= A. E. de Silva =

Sri Lankan businessman

Albert Emmanuel de Silva Snr. was a prominent businessman during the late 19th century in Sri Lanka.

== Business ventures ==
He founded and was the sole proprietor of the A.E. de Silva and Co. in the late 19th century, which dealt in every description of Ceylonese produce: principally Plumbago (Graphite), Desiccated Coconut, Fibre, Cacao, Cinnamon and Tea. The main export business was done with the United Kingdom and the continent, through the firm's agents in London, Hamburg and other European ports.

== Wealth ==
Mr. de Silva was the owner of large estates and town properties.
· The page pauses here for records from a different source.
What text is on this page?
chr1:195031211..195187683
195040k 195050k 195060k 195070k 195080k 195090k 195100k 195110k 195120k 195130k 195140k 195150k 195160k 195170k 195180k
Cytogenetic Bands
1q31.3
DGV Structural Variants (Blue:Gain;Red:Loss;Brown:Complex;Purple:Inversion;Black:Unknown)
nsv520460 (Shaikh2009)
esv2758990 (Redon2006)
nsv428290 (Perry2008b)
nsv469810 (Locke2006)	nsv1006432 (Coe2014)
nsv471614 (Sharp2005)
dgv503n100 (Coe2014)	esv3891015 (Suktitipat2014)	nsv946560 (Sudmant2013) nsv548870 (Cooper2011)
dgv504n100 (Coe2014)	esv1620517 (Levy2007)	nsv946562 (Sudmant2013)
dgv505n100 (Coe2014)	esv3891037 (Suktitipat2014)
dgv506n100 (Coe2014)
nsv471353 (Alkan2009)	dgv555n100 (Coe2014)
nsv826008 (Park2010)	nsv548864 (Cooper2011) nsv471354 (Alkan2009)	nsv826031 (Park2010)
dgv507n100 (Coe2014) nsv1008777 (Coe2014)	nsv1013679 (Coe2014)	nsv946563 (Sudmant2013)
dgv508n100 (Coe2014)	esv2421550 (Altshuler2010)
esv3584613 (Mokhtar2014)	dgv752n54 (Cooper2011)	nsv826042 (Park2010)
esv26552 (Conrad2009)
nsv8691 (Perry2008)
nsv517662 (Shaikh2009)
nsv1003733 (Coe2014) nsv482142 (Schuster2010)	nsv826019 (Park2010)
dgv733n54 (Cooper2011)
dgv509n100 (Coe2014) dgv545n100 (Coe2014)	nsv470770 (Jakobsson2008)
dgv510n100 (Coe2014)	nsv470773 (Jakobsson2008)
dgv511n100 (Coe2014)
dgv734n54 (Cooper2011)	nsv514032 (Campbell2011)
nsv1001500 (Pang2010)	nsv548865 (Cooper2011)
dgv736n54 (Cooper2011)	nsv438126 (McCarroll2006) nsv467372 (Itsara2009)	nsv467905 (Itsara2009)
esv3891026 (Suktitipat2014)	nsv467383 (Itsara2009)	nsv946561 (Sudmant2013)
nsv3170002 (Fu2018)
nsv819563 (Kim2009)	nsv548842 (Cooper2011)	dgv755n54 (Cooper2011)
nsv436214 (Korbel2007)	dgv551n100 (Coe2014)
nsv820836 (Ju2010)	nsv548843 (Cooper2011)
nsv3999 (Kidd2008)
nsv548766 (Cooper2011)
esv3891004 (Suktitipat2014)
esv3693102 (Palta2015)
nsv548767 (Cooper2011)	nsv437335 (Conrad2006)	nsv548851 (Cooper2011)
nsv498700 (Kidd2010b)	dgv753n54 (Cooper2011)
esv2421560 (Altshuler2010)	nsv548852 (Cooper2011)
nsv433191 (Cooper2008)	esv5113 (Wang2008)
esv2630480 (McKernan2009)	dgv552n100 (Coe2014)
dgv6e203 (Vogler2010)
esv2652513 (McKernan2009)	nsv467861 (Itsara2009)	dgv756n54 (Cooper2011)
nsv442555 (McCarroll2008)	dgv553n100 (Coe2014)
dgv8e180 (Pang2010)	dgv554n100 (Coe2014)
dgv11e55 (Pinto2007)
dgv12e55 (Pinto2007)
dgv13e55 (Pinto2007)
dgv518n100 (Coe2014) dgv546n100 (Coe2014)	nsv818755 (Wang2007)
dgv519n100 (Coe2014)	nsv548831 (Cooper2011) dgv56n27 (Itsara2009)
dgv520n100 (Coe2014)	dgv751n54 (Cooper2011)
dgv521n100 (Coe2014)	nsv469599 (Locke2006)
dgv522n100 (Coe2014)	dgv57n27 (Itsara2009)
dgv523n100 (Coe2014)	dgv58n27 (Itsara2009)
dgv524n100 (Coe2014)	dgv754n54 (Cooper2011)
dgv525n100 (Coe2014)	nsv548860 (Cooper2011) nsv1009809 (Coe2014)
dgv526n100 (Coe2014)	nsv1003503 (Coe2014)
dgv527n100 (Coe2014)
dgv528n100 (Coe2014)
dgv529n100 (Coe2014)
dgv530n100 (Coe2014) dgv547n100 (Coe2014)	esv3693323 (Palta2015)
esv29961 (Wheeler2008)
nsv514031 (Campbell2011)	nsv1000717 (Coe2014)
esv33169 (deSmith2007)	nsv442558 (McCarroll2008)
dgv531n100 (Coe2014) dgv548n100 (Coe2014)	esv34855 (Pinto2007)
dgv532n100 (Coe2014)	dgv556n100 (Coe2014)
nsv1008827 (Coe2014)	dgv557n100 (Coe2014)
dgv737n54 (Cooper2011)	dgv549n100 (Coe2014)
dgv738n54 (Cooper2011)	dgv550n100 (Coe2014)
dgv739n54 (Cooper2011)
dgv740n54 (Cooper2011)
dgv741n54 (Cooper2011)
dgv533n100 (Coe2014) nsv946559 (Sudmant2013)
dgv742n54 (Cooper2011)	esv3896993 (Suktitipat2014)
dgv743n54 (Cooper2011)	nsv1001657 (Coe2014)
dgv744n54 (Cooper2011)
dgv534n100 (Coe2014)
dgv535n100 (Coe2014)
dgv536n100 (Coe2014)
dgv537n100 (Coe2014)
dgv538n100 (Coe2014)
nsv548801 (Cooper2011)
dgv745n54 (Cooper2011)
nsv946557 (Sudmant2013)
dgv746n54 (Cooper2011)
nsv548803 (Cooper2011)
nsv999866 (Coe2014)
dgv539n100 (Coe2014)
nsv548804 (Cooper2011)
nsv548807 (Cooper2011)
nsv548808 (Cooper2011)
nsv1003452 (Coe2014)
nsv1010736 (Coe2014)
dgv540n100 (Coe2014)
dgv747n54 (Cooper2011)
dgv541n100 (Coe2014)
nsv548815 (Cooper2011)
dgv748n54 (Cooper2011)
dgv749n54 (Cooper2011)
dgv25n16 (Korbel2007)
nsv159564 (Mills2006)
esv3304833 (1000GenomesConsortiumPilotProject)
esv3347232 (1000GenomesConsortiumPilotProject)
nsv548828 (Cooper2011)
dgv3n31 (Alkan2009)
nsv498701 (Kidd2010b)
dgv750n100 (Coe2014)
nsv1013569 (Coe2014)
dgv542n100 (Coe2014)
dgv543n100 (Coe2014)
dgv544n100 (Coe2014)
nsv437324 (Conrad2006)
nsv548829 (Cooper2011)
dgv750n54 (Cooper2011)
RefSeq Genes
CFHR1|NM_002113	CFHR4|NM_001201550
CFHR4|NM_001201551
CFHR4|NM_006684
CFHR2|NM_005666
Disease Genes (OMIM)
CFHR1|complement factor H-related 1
He owned over 6000 acres (720,000 perches) of cultivated land 1700 acre in coconuts, 400 acre in cinnamon, over 2000 acre in rubber and 200 acre in cacao. He owned much property in the Colombo and resided in his mansion 'Stephanotis' on Flower Road, which was later renamed after his son Sir Ernest de Silva. He was one of the richest Sri Lankans of the late 19th century and arguably the richest in the early 20th century.

==Personal life==
He married the daughter of Emanis Gunasekere who was a successful businessman engaged in exporting. He was the father of the philanthropist Sir Ernest de Silva and therefore the Grandfather-in-law of Construction Magnate Mr. U.N.Gunasekera, making the lineage one of the oldest traditionally wealthy families in the country.